Career Opportunities and Prospects
Due to very fast technological developments in handling large amounts of data and apply findings in a wide variety of applications, there is an ever growing need for specialists in machine learning. Since this is a highly demanding area, a PhD degree is often required. Graduates in this international Master's program will be competent in all basic and many advanced areas of machine learning, understanding and suitably applying this increasingly essential tool for dealing with large datasets, be it in science, industry or alternative domains. The studies program deals both with generic methods and their applications to specific fields, making it highly relevant for new career and job market purposes. In this whole Master program, besides professional expertise, graduates will also acquire language skills and intercultural competence due to the program’s international nature – another requirement of the international job market, both in academia and without.
The deadline for applications for the Machine Learning Master program starting is April 30th.
All students, including those holding a Bachelor’s degree in Computer Science, need to submit an application. The requirements are listed below.
The studies program is taught annually, starting in winter semesters.
Please apply online for admission to the Master’s program here.
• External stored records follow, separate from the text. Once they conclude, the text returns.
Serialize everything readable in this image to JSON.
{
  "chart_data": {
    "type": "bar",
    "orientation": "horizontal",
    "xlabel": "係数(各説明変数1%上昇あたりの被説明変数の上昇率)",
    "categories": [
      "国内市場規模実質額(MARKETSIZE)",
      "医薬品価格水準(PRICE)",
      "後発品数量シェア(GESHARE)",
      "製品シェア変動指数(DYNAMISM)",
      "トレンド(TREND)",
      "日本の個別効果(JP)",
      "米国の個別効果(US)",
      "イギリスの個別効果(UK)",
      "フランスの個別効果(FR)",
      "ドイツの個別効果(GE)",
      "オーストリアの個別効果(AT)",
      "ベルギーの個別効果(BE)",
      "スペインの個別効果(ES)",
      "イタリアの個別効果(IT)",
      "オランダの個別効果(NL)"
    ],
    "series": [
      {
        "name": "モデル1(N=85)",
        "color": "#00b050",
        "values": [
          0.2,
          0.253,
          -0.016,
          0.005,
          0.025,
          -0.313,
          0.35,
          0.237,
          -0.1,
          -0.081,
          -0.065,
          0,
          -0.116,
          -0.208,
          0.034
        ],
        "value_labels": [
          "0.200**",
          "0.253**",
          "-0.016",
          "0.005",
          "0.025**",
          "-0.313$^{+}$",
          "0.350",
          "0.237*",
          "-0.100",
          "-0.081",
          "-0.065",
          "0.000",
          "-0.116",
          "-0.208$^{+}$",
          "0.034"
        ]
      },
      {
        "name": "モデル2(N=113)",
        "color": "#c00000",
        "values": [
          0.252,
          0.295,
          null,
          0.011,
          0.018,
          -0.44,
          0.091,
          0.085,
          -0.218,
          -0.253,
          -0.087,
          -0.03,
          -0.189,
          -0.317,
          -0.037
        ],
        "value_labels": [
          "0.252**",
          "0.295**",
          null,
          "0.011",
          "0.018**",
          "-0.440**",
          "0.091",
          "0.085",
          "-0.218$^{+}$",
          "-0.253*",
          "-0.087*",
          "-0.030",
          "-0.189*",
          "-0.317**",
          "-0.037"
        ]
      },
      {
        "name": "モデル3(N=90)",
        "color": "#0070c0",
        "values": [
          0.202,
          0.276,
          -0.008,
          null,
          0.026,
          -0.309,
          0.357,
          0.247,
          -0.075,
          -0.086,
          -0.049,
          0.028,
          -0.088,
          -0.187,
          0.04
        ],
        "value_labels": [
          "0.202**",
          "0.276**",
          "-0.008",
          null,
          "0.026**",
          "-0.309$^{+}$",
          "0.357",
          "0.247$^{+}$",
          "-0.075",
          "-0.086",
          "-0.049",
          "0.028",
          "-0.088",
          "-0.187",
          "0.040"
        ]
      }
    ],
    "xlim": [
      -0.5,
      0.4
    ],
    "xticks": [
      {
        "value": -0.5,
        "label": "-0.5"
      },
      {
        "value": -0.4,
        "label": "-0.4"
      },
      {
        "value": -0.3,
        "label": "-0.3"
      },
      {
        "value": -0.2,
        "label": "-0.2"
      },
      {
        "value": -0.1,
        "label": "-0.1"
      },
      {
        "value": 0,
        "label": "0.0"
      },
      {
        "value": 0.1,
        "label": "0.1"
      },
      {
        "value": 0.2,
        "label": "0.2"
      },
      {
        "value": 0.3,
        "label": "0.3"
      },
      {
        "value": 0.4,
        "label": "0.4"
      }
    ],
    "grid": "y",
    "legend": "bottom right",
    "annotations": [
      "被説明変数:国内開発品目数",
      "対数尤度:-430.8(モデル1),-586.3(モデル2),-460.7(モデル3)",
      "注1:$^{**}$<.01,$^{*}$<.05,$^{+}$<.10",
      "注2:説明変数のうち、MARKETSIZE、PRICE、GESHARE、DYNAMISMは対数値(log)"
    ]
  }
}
Note that after the online application you have to send your application per mail to the university (details are given at the end of the online process). In the exceptional case that you are not able to send your documents per mail, please send with ML Master in the title per email (in a single PDF, maximal 10MB) to: ml-sekretariat (applications which have not finished the online process will not be processed). @inf.uni-tuebingen.de
Note that non-EU citizens have to pay 1500 Euros per semester in addition to the regular semester fees of about 158 Euros (this includes the semester ticket for the use of all buses in Tuebingen). A list of exceptions to these tutition fees can be found here.
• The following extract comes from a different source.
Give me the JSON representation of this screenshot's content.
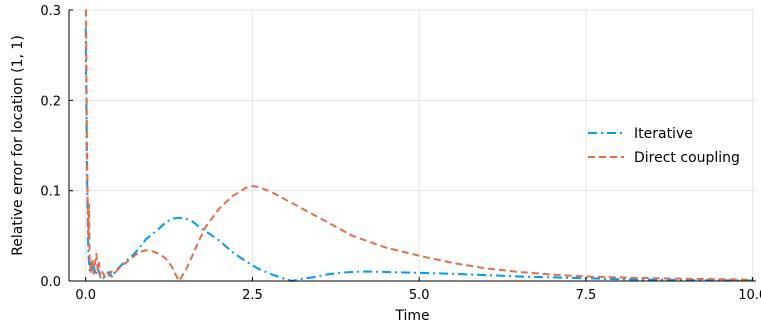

Admission requires a degree with a grade average of at least 2.3 (german system 1,0 is best); the degree must have been obtained in subjects related to machine learning, i.e. computer science, mathematics, physics, and related fields. Moreover, since machine learning requires profound focus and mathematics skills, applications must include proof of knowledge in the following fields: one- and multi-dimensional calculus, linear algebra, and either numerical mathematics or probability theory. Similarly, knowledge in programming, algorithms, and data structure is required. Finally, candidates are judged based on the level of interest and their personal fit with the program, for which we require a letter of motivation.
Good speaking and comprehension skills in the English language are a fundamental necessity for successful studies in this Master program. We accept any of the following proofs of such skills:
- German Abitur including at least 6 (G8) or 7 (G9) years of English.
- TOEFL iBT test with at least 94 points
- IELTS test with at least 7.0
- Cambridge Certificate in Advanced English (CAE)
- University entrance qualification obtained in the UK, Ireland, USA, Canada, Australia or New Zealand
The final decision is based on the overall affinity to the program.